5. Las Vegas State Tree Nursery -- Located at 9600 Tule Springs Road in Las Vegas, the nursery operated by the Nevada Forestry Division grows more than 100,000 plants annually involving 100 species. Some 95 percent of the plants are grown from seeds or cuttings. The division states on its website that plants are available for sale "to provide locally adapted, affordable trees and shrubs to conserve and enhance Nevada's natural resources through conservation plantings..." The plantings help with erosion control, wildlife habitat, greenbelts, windbreaks and water conservation.
6. Moe Greene -- OK, this is green with an extra ‘e.' But this character, portrayed by actor Alex Rocco in the Oscar-winning Best Picture of 1972, "The Godfather," was based on Las Vegas gaming icon Benjamin "Bugsy" Siegel. The real Bugsy took bullet shots to the head while reading a newspaper in his girlfriend's home in Beverly Hills, Calif. Moe Greene got shot through his glasses in the eye while on his stomach enjoying a massage.
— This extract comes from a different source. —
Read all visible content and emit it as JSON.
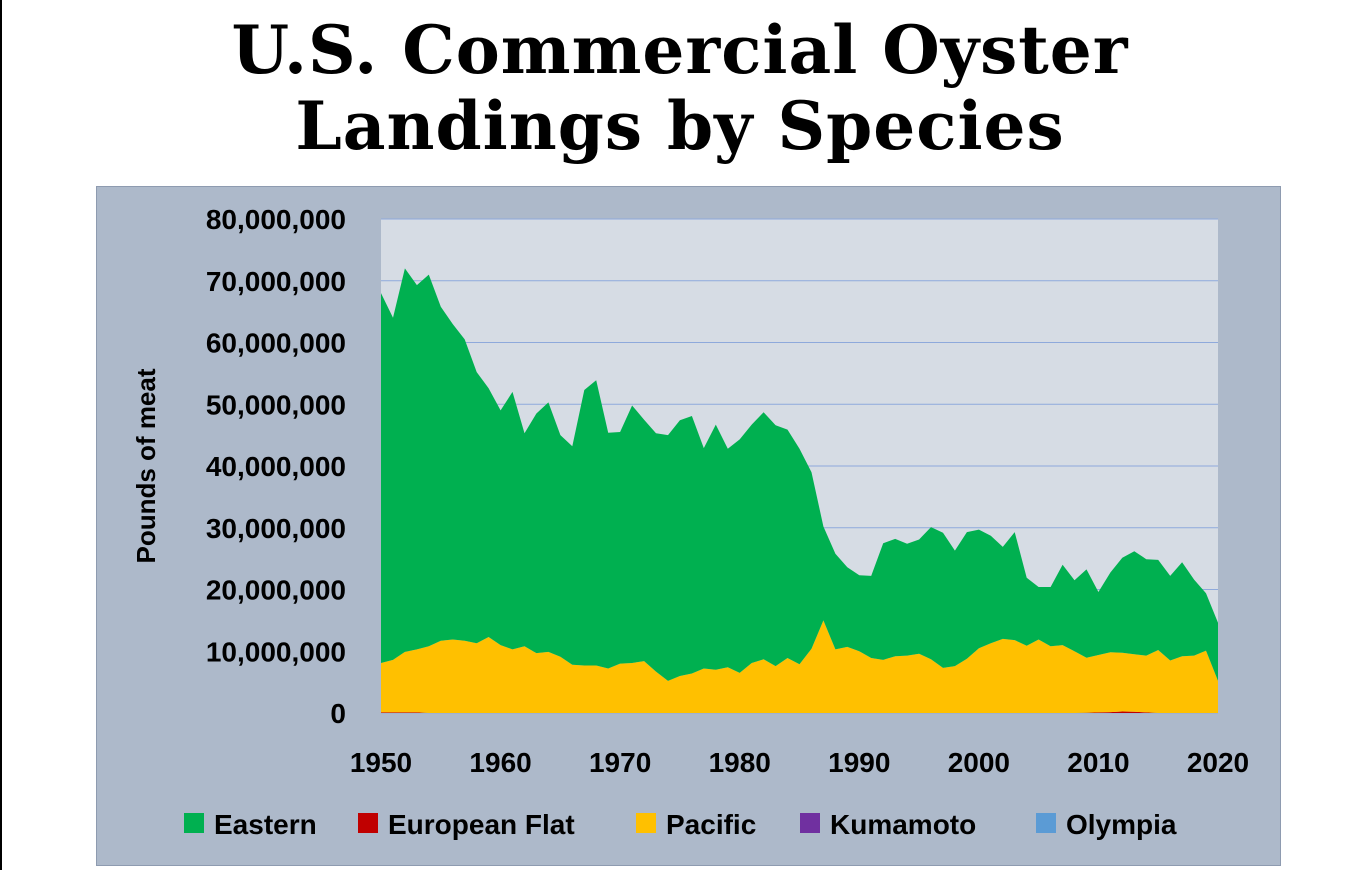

7. Sam Boyd Stadium -- The playing surface of the eastern valley home field for UNLV football has undergone numerous changes but green has remained the color of choice. Built in 1971 with AstroTurf, the stadium got a makeover with the installation of retractable artificial turf known as "Magic Carpet," Natural grass made a four-year appearance from 1999 through 2002 before the stadium received another artificial surface made by TurfTech. Grass, though, occasionally makes cameo appearances, such as for a professional soccer match last year and a rugby tournament in February.
8. The Green Felt Jungle -- Written in 1963 by Pulitzer Prize-winning journalist Ed Reid and Ovid Demaris, this book served as an early expose of the sleazy side of Las Vegas. One version of the cover promises "the truth about Las Vegas where organized crime controls gambling and everything else." The page turner is filled with alleged crimes and political misdeeds, much of it gathered through secret tape recordings.